As this country is scrambling to get to the 21st century, it tends to forget its past. Actually, it is probably not the country running, but rather ‘the powers that be’, and that is most definitely not the majority of the Lebanese, but a small group of powerbrokers who play us like we’re chess pieces.
|These two blocks on both sides are abandoned, inhabited by squatters at the moment, and probably waiting for the wrecking ball|
And instead of focusing on the basic amenities that would launch us into the 21st century (such as 24 hours electricity, clean water for all, proper sewage so the city doesn’t flood in times of rain, shelter, proper public transport, quality education for all), they focus rather on the outward signs, such as high-rise buildings that harbor one-million dollar apartments.
And they do not look at the past. The past does not make money. Yet the past is of such incredible beauty. Yesterday, I had to pick up my daughter from a workshop in Gemayze, but I was early, so I walked around a bit, and was struck by the loveliness. Only one alley up Gouraud street, and there were trees and gardens and birds. Some of it is still in good state, and you may argue here that it is again the rich that possess these dwellings. But there are entire neighborhood blocks that are filled with abandoned buildings that could – with the proper plan – could be restored and turned into apartments for normal people, i.e. people that do not need 400 square meter apartments with a maid room, a driver room and 6 bathrooms.

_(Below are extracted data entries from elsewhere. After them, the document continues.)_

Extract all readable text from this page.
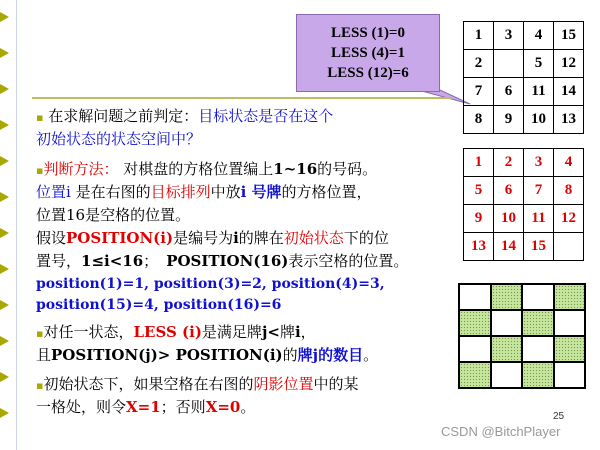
LESS (1)=0
LESS (4)=1
LESS (12)=6
1	3	4	15
2		5	12
7	6	11	14
8	9	10	13
1	2	3	4
5	6	7	8
9	10	11	12
13	14	15	
▪ 在求解问题之前判定：目标状态是否在这个
初始状态的状态空间中？
▪判断方法： 对棋盘的方格位置编上1~16的号码。
位置i 是在右图的目标排列中放i 号牌的方格位置，
位置16是空格的位置。
假设POSITION(i)是编号为i的牌在初始状态下的位
置号，1≤i<16； POSITION(16)表示空格的位置。
position(1)=1, position(3)=2, position(4)=3,
position(15)=4, position(16)=6
▪对任一状态，LESS (i)是满足牌j<牌i，
且POSITION(j)> POSITION(i)的牌j的数目。
▪初始状态下，如果空格在右图的阴影位置中的某
一格处，则令X=1；否则X=0。
25
CSDN @BitchPlayer
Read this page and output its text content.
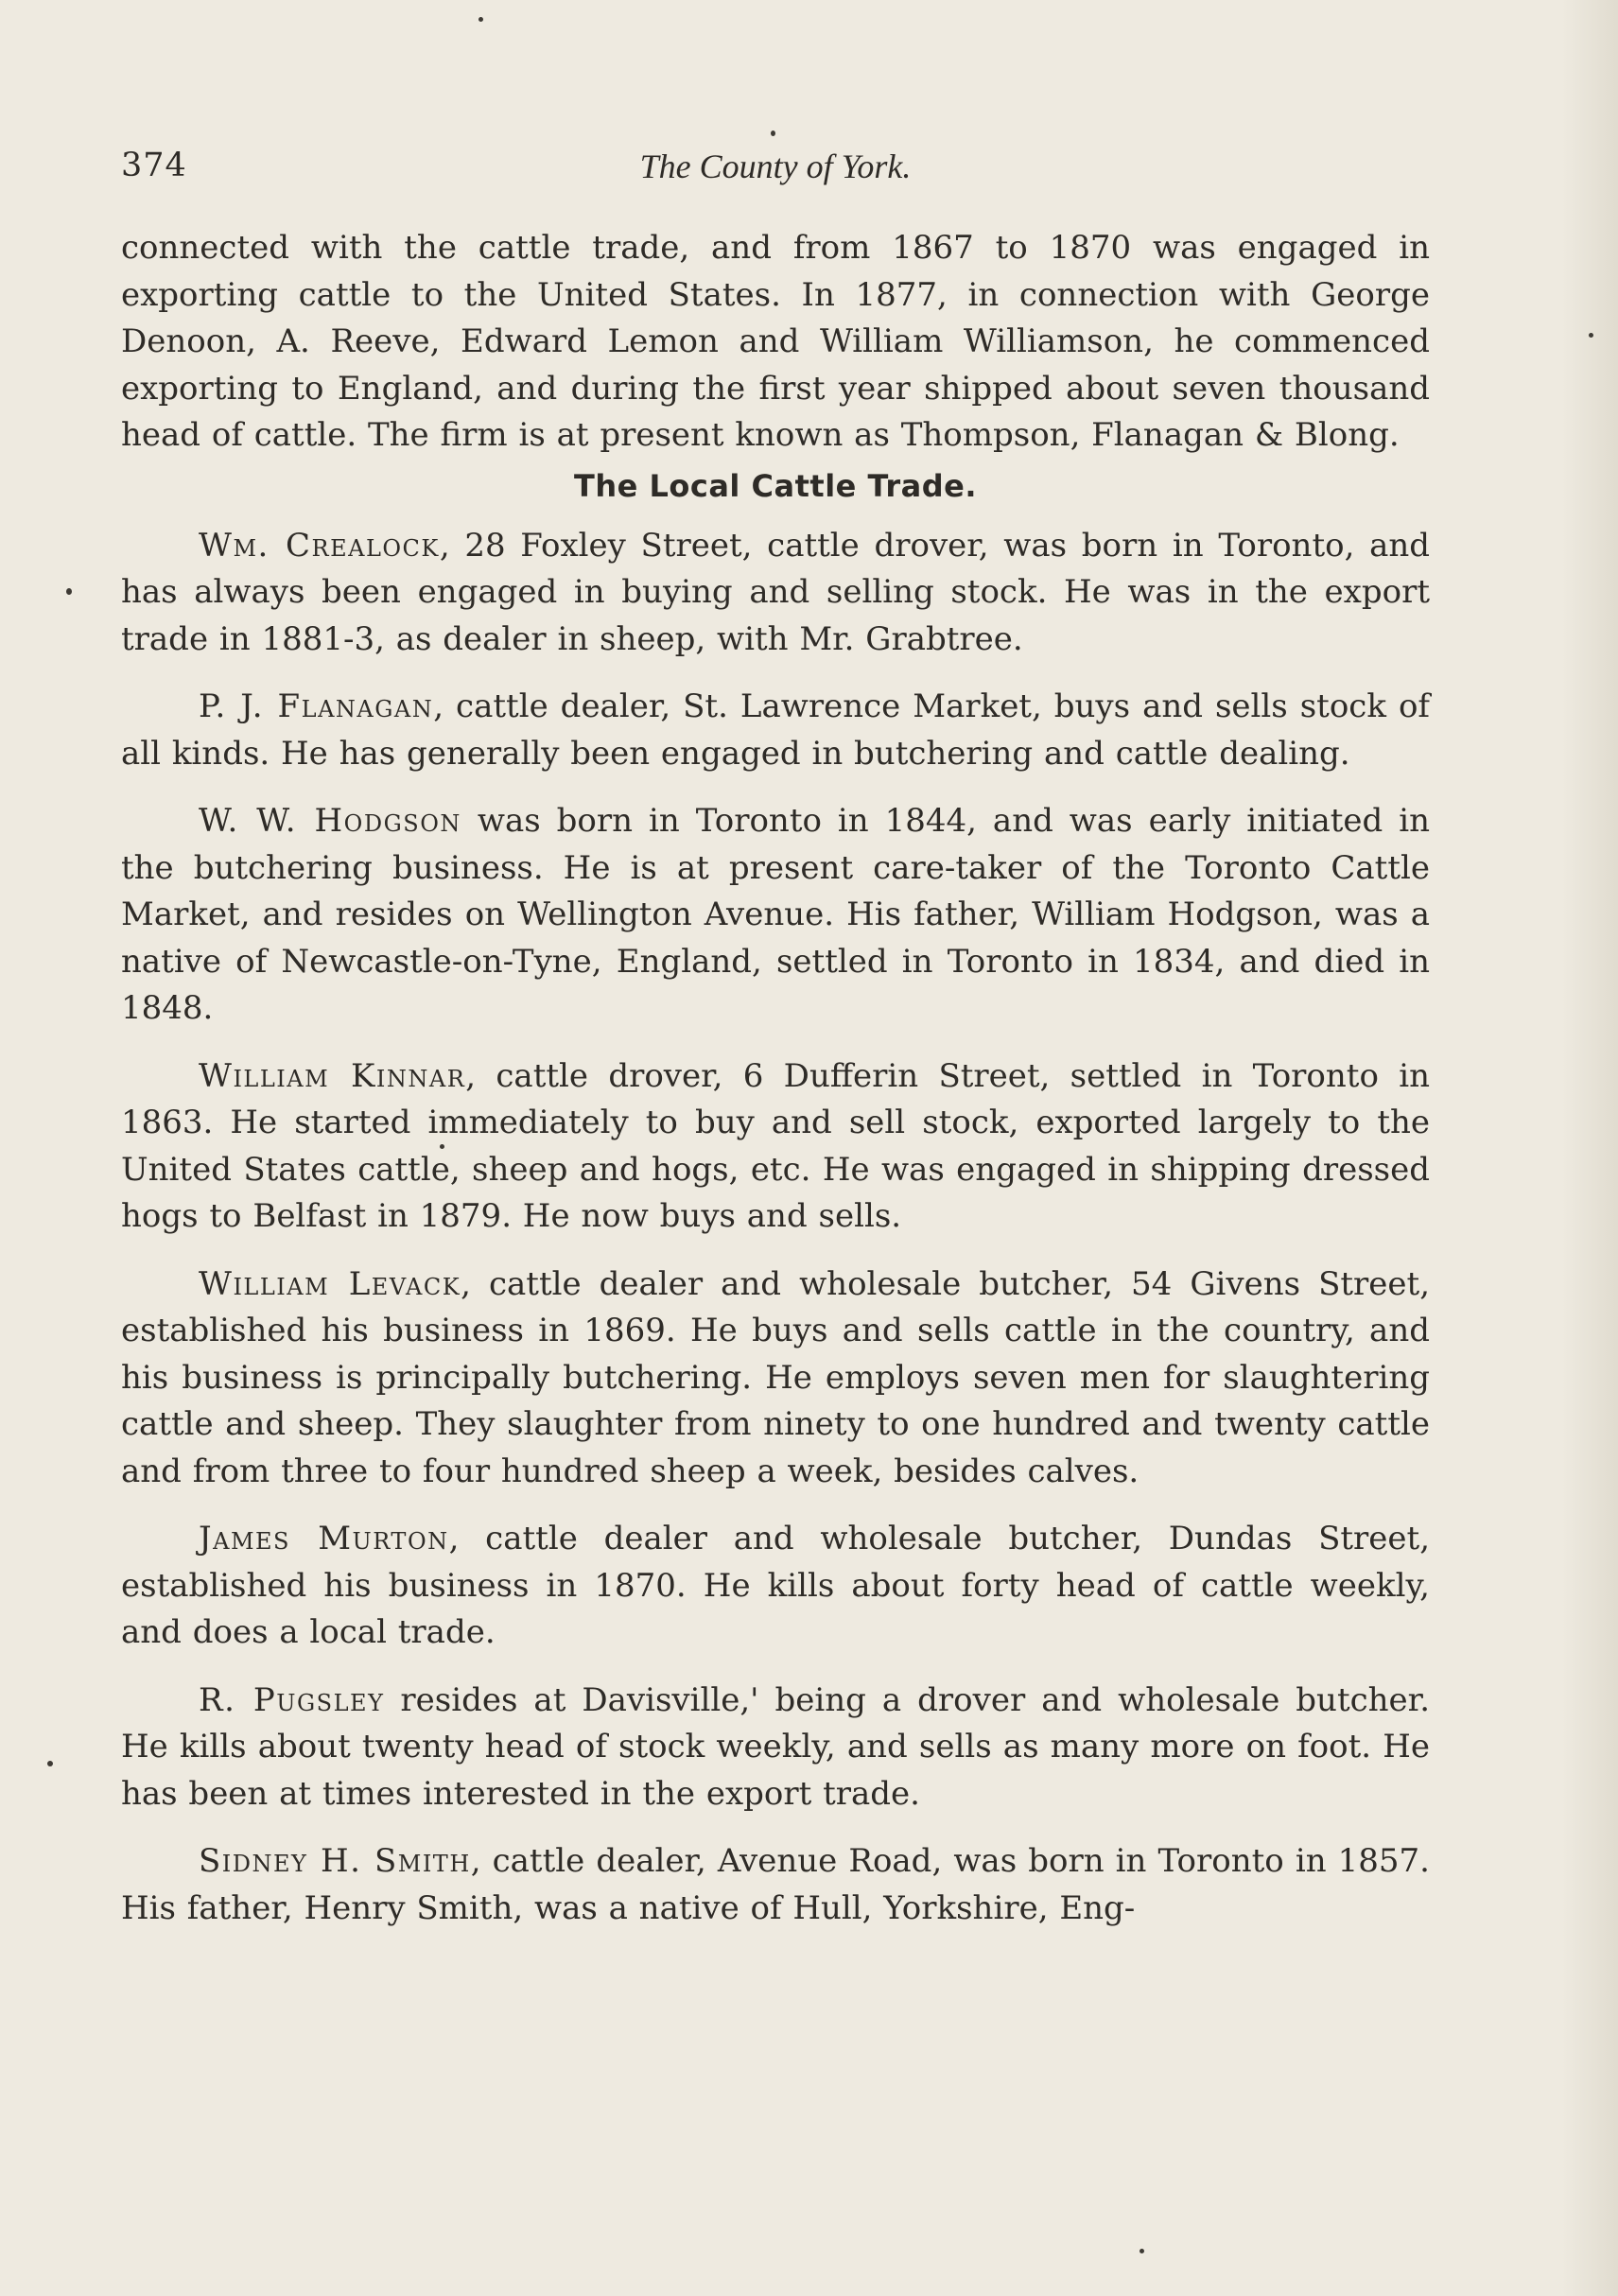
374	The County of York.

connected with the cattle trade, and from 1867 to 1870 was engaged in exporting cattle to the United States. In 1877, in connection with George Denoon, A. Reeve, Edward Lemon and William Williamson, he commenced exporting to England, and during the first year shipped about seven thousand head of cattle. The firm is at present known as Thompson, Flanagan & Blong.

The Local Cattle Trade.

Wm. Crealock, 28 Foxley Street, cattle drover, was born in Toronto, and has always been engaged in buying and selling stock. He was in the export trade in 1881-3, as dealer in sheep, with Mr. Grabtree.

P. J. Flanagan, cattle dealer, St. Lawrence Market, buys and sells stock of all kinds. He has generally been engaged in butchering and cattle dealing.

W. W. Hodgson was born in Toronto in 1844, and was early initiated in the butchering business. He is at present care-taker of the Toronto Cattle Market, and resides on Wellington Avenue. His father, William Hodgson, was a native of Newcastle-on-Tyne, England, settled in Toronto in 1834, and died in 1848.

William Kinnar, cattle drover, 6 Dufferin Street, settled in Toronto in 1863. He started immediately to buy and sell stock, exported largely to the United States cattle, sheep and hogs, etc. He was engaged in shipping dressed hogs to Belfast in 1879. He now buys and sells.

William Levack, cattle dealer and wholesale butcher, 54 Givens Street, established his business in 1869. He buys and sells cattle in the country, and his business is principally butchering. He employs seven men for slaughtering cattle and sheep. They slaughter from ninety to one hundred and twenty cattle and from three to four hundred sheep a week, besides calves.

James Murton, cattle dealer and wholesale butcher, Dundas Street, established his business in 1870. He kills about forty head of cattle weekly, and does a local trade.

R. Pugsley resides at Davisville,' being a drover and wholesale butcher. He kills about twenty head of stock weekly, and sells as many more on foot. He has been at times interested in the export trade.

Sidney H. Smith, cattle dealer, Avenue Road, was born in Toronto in 1857. His father, Henry Smith, was a native of Hull, Yorkshire, Eng-
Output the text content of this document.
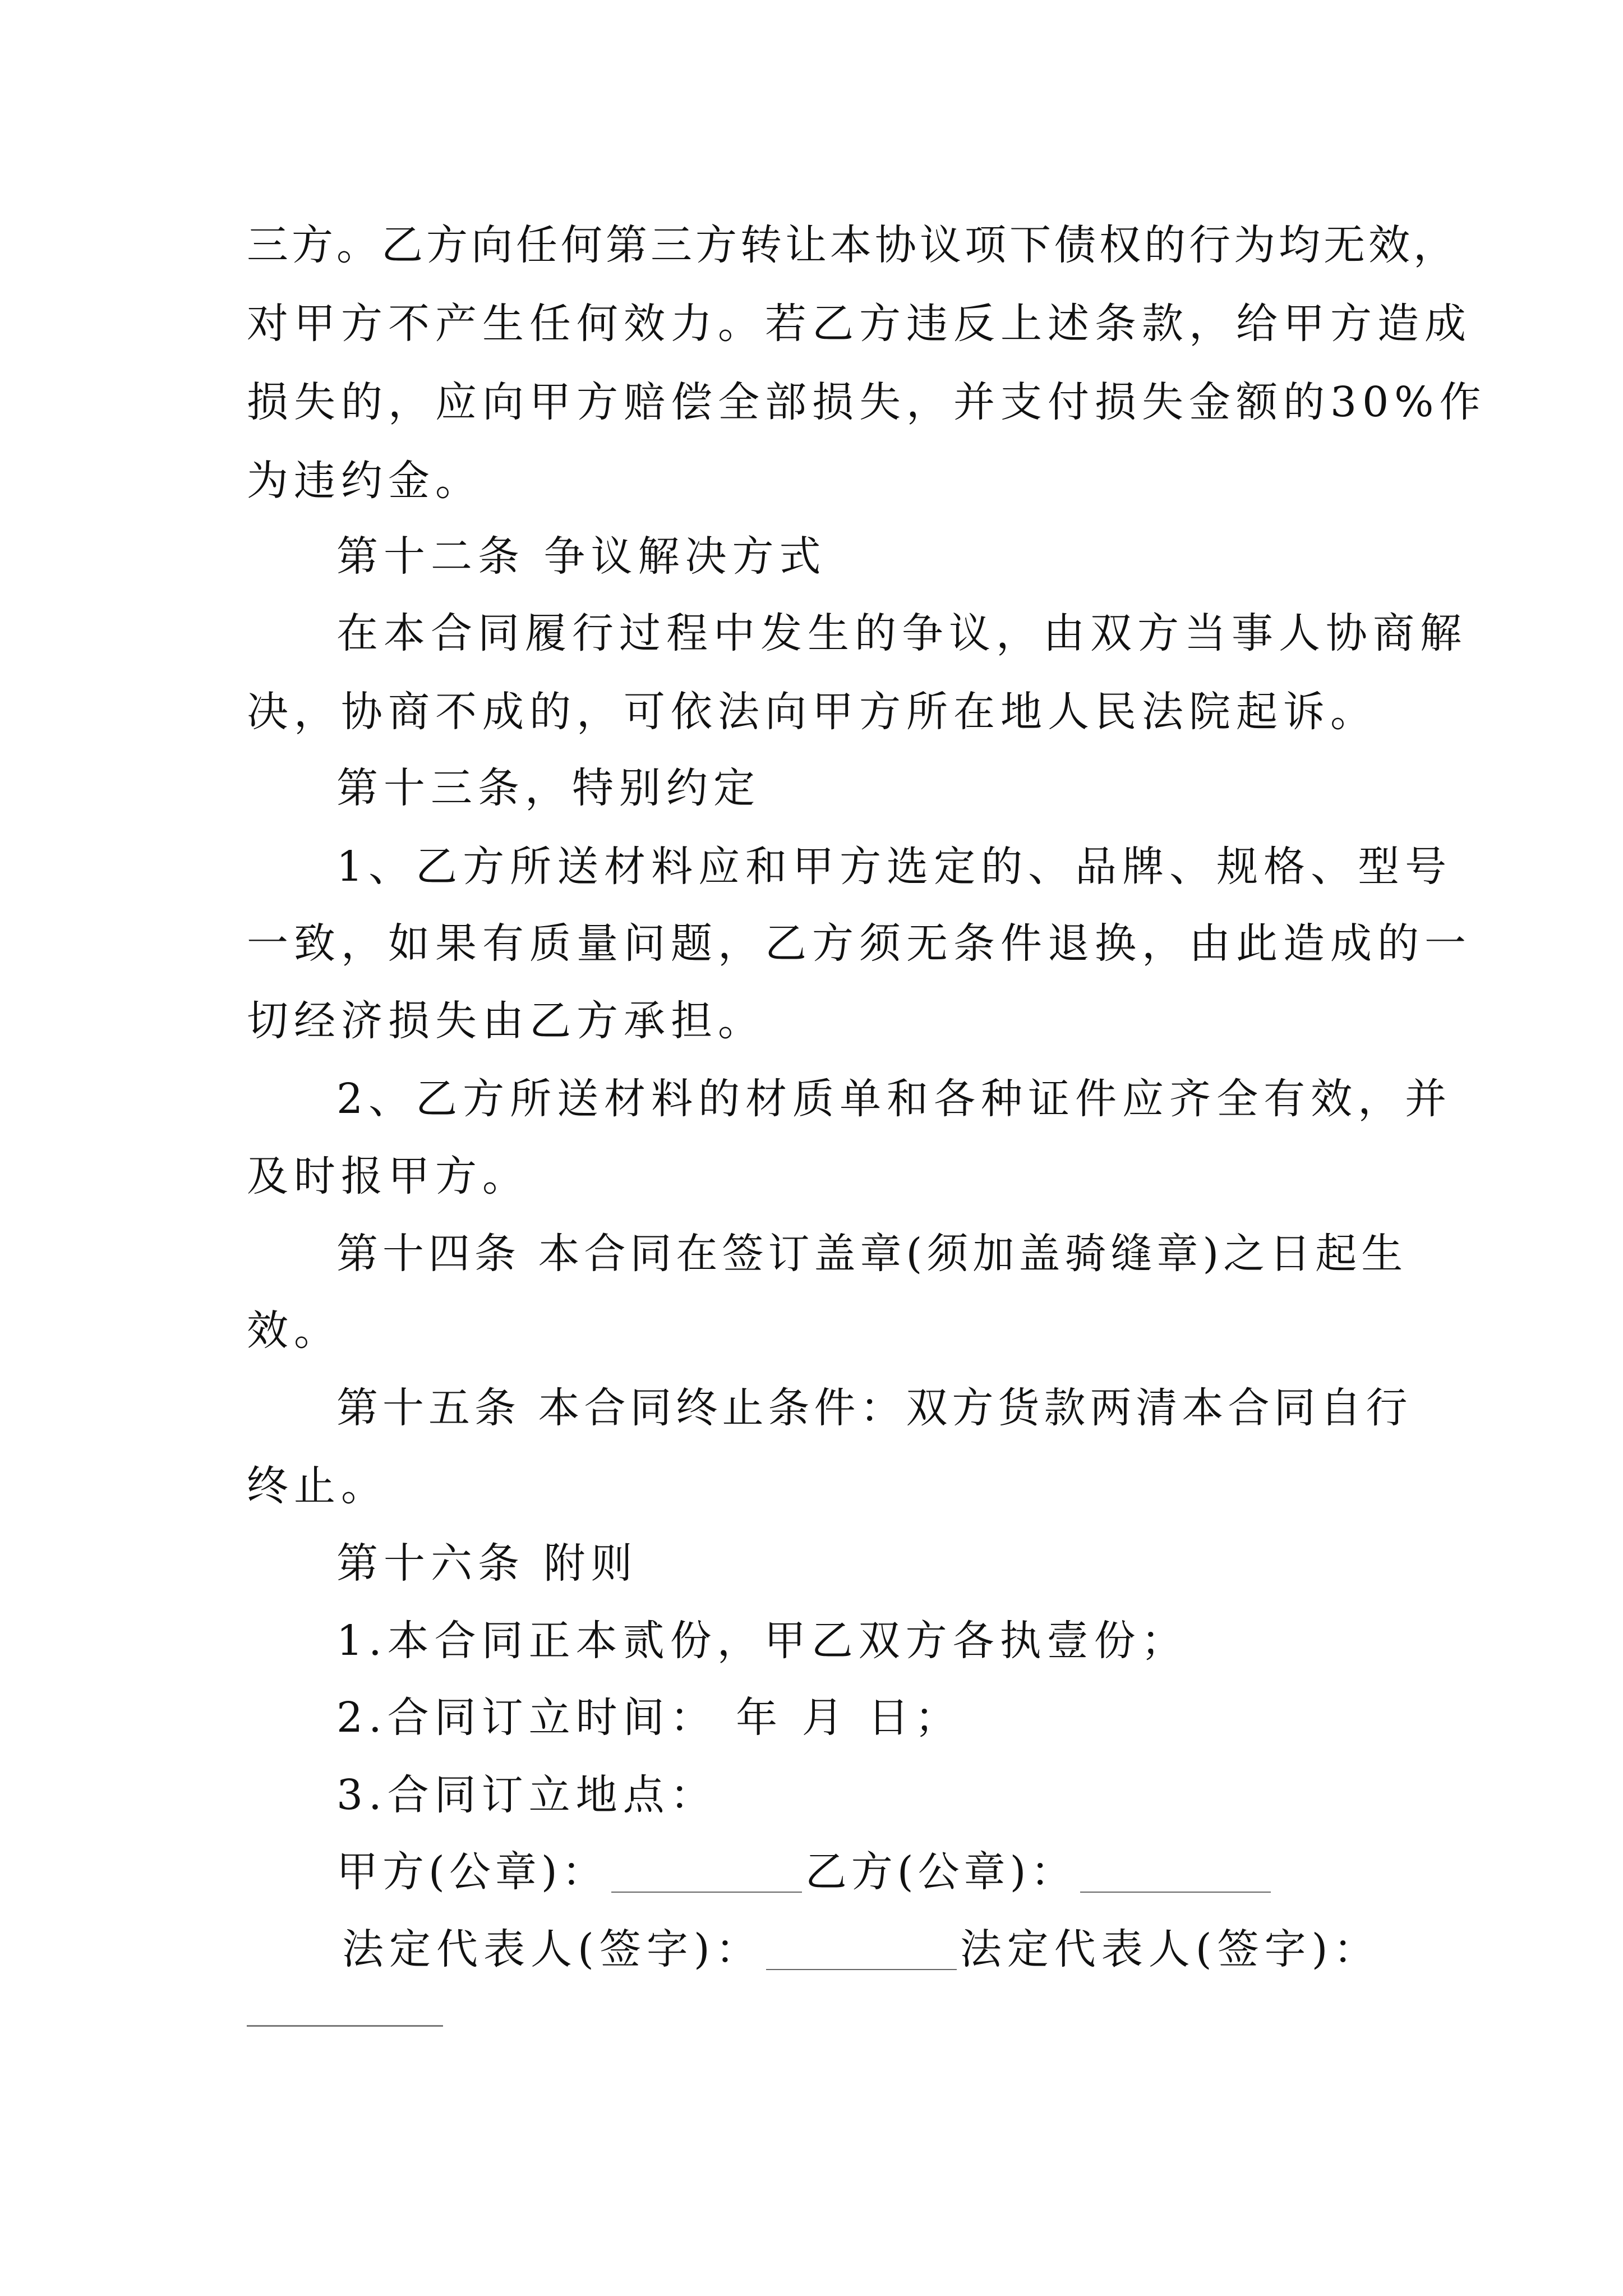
三方。乙方向任何第三方转让本协议项下债权的行为均无效，
对甲方不产生任何效力。若乙方违反上述条款，给甲方造成
损失的，应向甲方赔偿全部损失，并支付损失金额的30%作
为违约金。
第十二条 争议解决方式
在本合同履行过程中发生的争议，由双方当事人协商解
决，协商不成的，可依法向甲方所在地人民法院起诉。
第十三条，特别约定
1、乙方所送材料应和甲方选定的、品牌、规格、型号
一致，如果有质量问题，乙方须无条件退换，由此造成的一
切经济损失由乙方承担。
2、乙方所送材料的材质单和各种证件应齐全有效，并
及时报甲方。
第十四条 本合同在签订盖章(须加盖骑缝章)之日起生
效。
第十五条 本合同终止条件：双方货款两清本合同自行
终止。
第十六条 附则
1.本合同正本贰份，甲乙双方各执壹份；
2.合同订立时间： 年 月 日；
3.合同订立地点：
甲方(公章)：	乙方(公章)：
法定代表人(签字)：	法定代表人(签字)：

What lacks of course, is a proper administration, and politicians that care for the good of the people rather than the benefit of their pockets. What you deserve is what you get, of course, and there’s got to be a reason why we, as Lebanese, are run by such incompetent policy-makers and politicians.
As long as we follow our sect leaders, all old relics from the civil war and the Israeli occupation, I might add, we’re not getting anywhere.